Microarray technology has revolutionized the field of genomics and proteomics. Today, this groundbreaking technique is used across a wide range of research studies to gain valuable insight into two of the most fundamental biological components: DNA and protein. Microarrays are able to analyze very large samples and concentrations of DNA, protein, and oligonucleotides and identify markers of disease and mutation. As microarray technology continues to evolve and advance, the price of the procedure will lower and the usage will increase. Recent advancements in the technology have made it possible for researchers to create a custom microarray of specific samples.

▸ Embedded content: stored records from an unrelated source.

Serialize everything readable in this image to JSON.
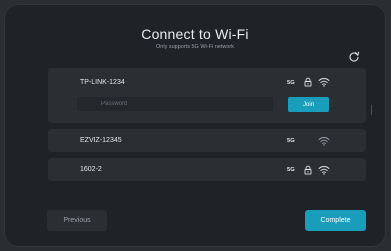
{
  "header": {
    "title": "Connect to Wi-Fi",
    "subtitle": "Only supports 5G Wi-Fi network",
    "refresh_icon": "refresh-icon"
  },
  "networks": [
    {
      "ssid": "TP-LINK-1234",
      "band": "5G",
      "secured": true,
      "expanded": true,
      "password_placeholder": "Password",
      "join_label": "Join"
    },
    {
      "ssid": "EZVIZ-12345",
      "band": "5G",
      "secured": false
    },
    {
      "ssid": "1602-2",
      "band": "5G",
      "secured": true
    }
  ],
  "footer": {
    "previous_label": "Previous",
    "complete_label": "Complete"
  },
  "colors": {
    "accent": "#1a9dba",
    "background": "#1f2226",
    "row": "#2b2e33",
    "text": "#e3e6ea"
  }
}
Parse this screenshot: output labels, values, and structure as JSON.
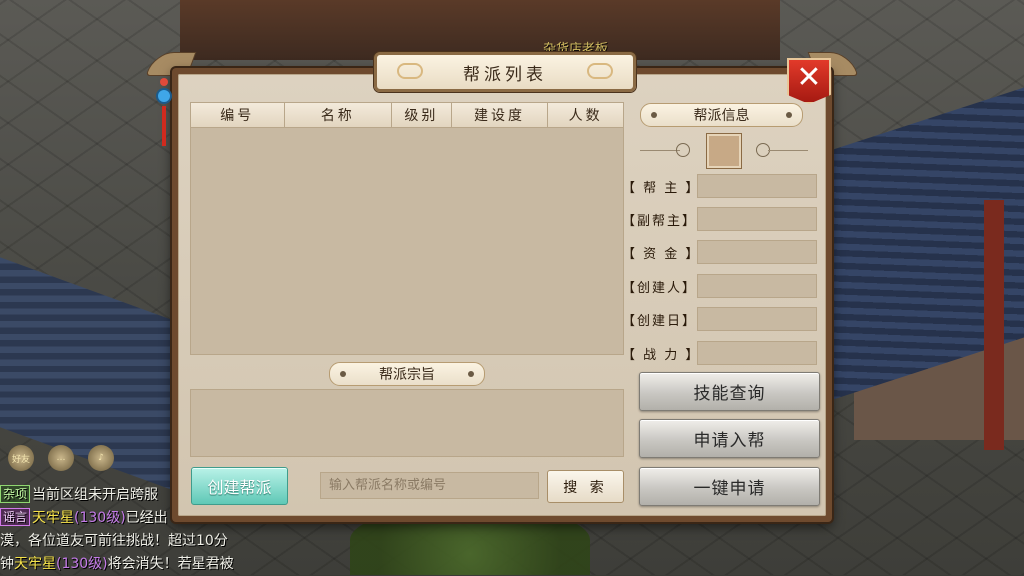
{
  "background": {
    "shop_sign": "杂货店老板"
  },
  "dialog": {
    "title": "帮派列表",
    "close_label": "✕"
  },
  "table": {
    "columns": [
      "编号",
      "名称",
      "级别",
      "建设度",
      "人数"
    ],
    "rows": []
  },
  "info": {
    "header": "帮派信息",
    "fields": [
      {
        "label": "【 帮 主 】",
        "value": ""
      },
      {
        "label": "【副帮主】",
        "value": ""
      },
      {
        "label": "【 资 金 】",
        "value": ""
      },
      {
        "label": "【创建人】",
        "value": ""
      },
      {
        "label": "【创建日】",
        "value": ""
      },
      {
        "label": "【 战 力 】",
        "value": ""
      }
    ]
  },
  "purpose": {
    "header": "帮派宗旨",
    "text": ""
  },
  "actions": {
    "skills_label": "技能查询",
    "apply_label": "申请入帮",
    "quick_apply_label": "一键申请",
    "create_label": "创建帮派",
    "search_placeholder": "输入帮派名称或编号",
    "search_label": "搜 索"
  },
  "chat": {
    "icons": [
      "好友",
      "",
      ""
    ],
    "lines": [
      {
        "tag": "杂项",
        "text": "当前区组未开启跨服"
      },
      {
        "tag": "谣言",
        "name": "天牢星",
        "level": "(130级)",
        "text": "已经出"
      },
      {
        "text": "漠，各位道友可前往挑战！超过10分"
      },
      {
        "prefix": "钟",
        "name": "天牢星",
        "level": "(130级)",
        "text": "将会消失！若星君被"
      }
    ]
  },
  "colors": {
    "frame": "#6e4a2e",
    "panel": "#d8ccb8",
    "create_button": "#5fc8b6",
    "close_button": "#c8281c"
  }
}
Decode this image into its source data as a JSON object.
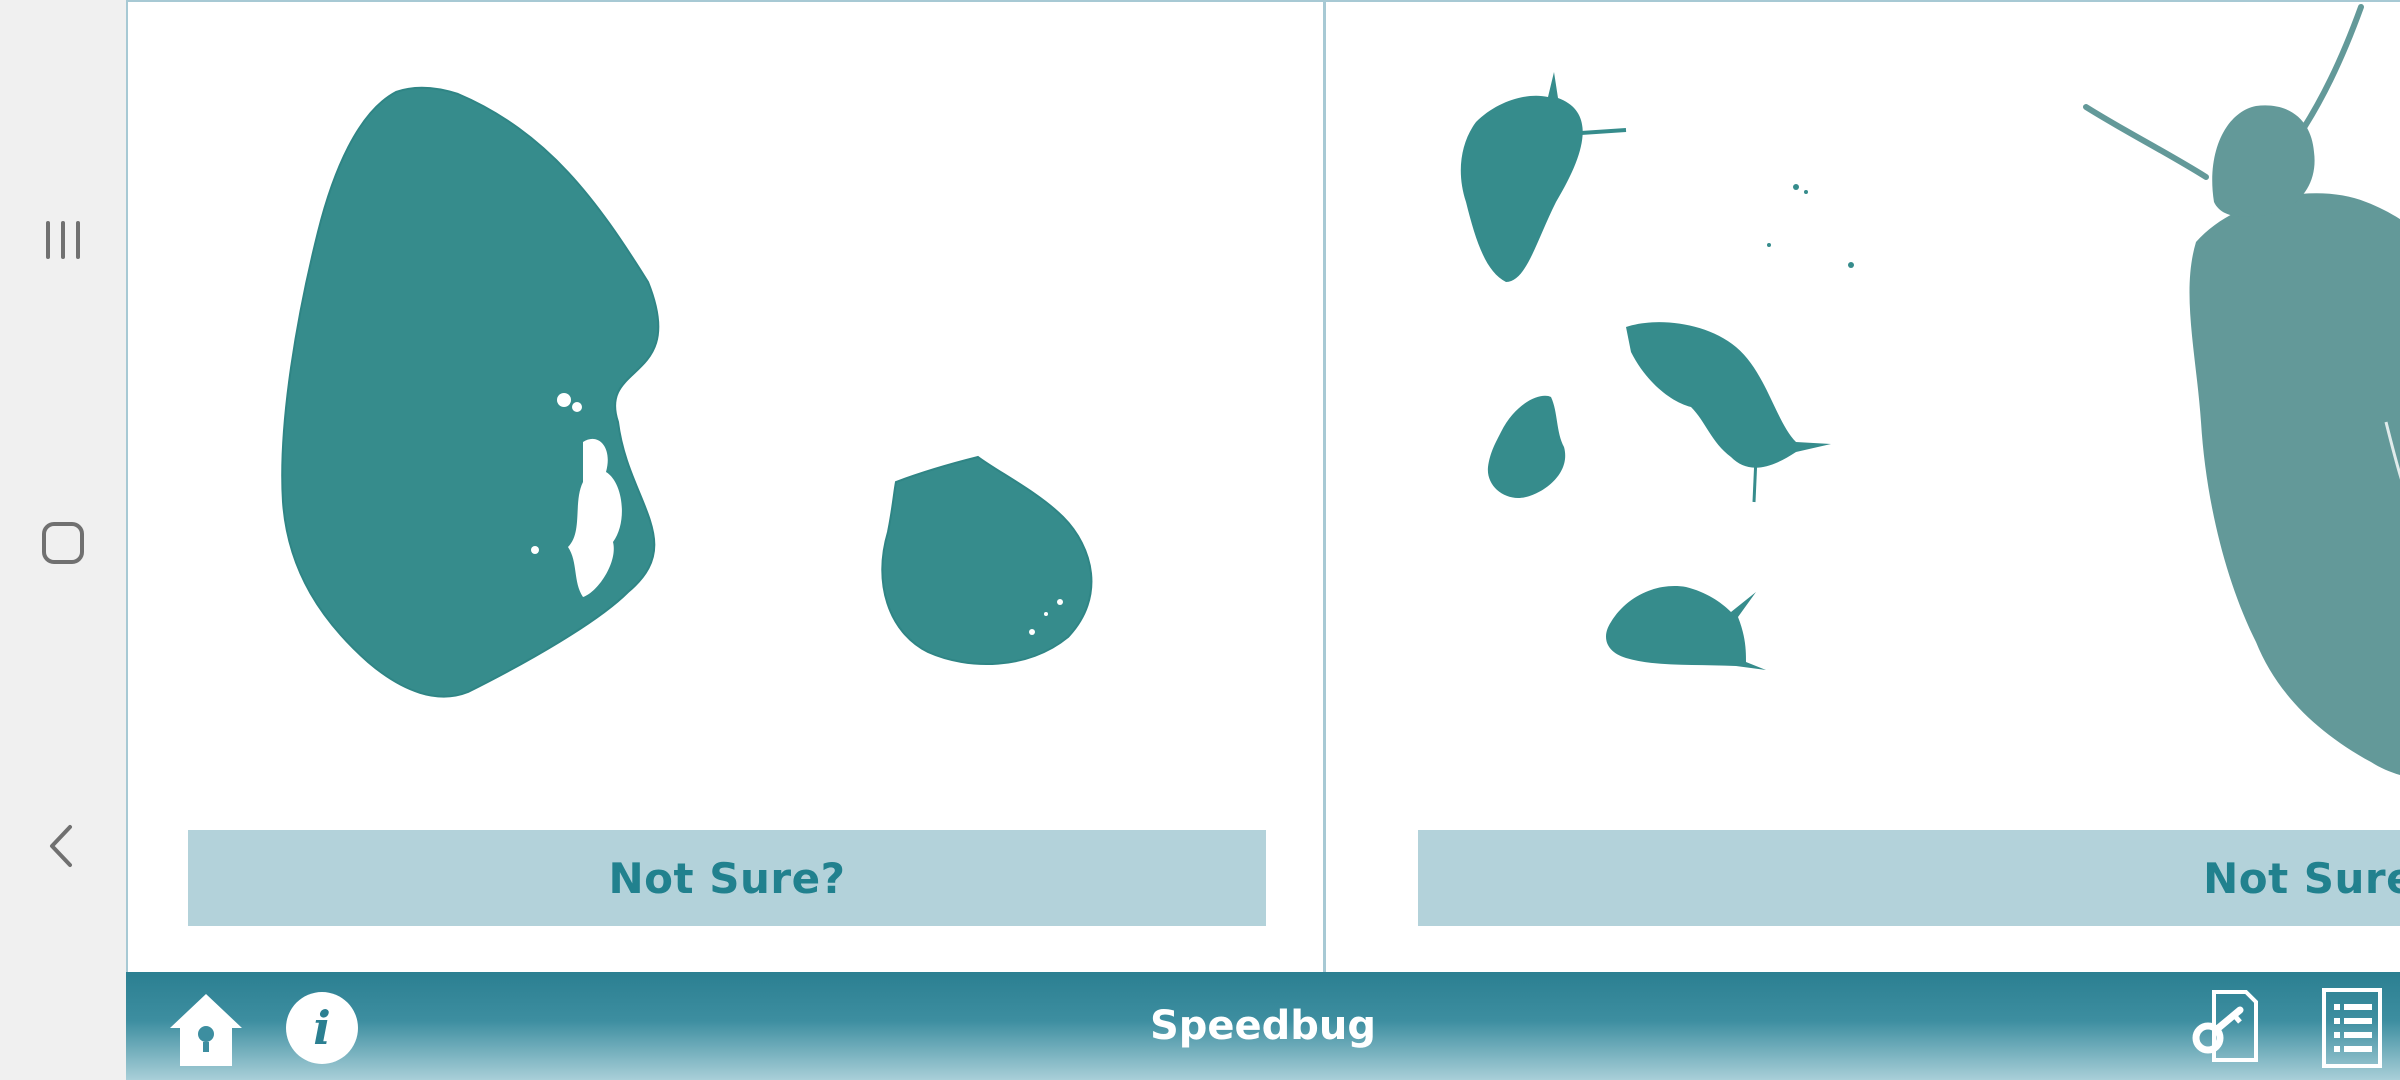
{
  "app": {
    "title": "Speedbug"
  },
  "panels": {
    "left": {
      "not_sure_label": "Not Sure?"
    },
    "right": {
      "not_sure_label": "Not Sure?"
    }
  },
  "footer": {
    "icons": [
      "home-icon",
      "info-icon",
      "key-document-icon",
      "list-icon"
    ]
  },
  "system_nav": {
    "icons": [
      "recent-apps-icon",
      "home-icon",
      "back-icon"
    ]
  },
  "colors": {
    "accent": "#368c8c",
    "specimen_grey": "#639999",
    "button_bg": "#b3d2da",
    "button_text": "#21818e",
    "footer_top": "#2b7f91",
    "footer_bottom": "#a9cfd8"
  }
}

Microarray Technology: How It Works
An array is an ordered arrangement of a large quantity of samples; the system uses a matching technique where unknown samples are matched with known counterparts. Researchers will use different biological matching mechanisms for DNA and protein experiments. In DNA experiments, scientists leverage the natural base-pairing mechanism and in protein experiments they use antibodies. The samples with known identity are applied on a medium, usually a glass slide, and are used to identify their unknown counterparts.
Applications and Uses
Microarray technology has a broad spectrum of uses and applications. The technology’s origins in research and disease diagnosis have evolved to span over many biological fields. Researchers use microarrays to understand how toxins affect the cellular environment, identify genes and mutations, and develop pharmaceuticals. This technology is also starting to be used for disease prevention; people have their genes analyzed in order to develop lifestyle choices.
Microarray technology has provided an essential tool for studying the pressing diseases facing society. Using this groundbreaking technology scientists and researchers are able to genotype a large amount of different loci and study post-translational modifications in proteins. As the technology continues to advance, researchers will be able to gain insight into the complexity of protein and DNA function.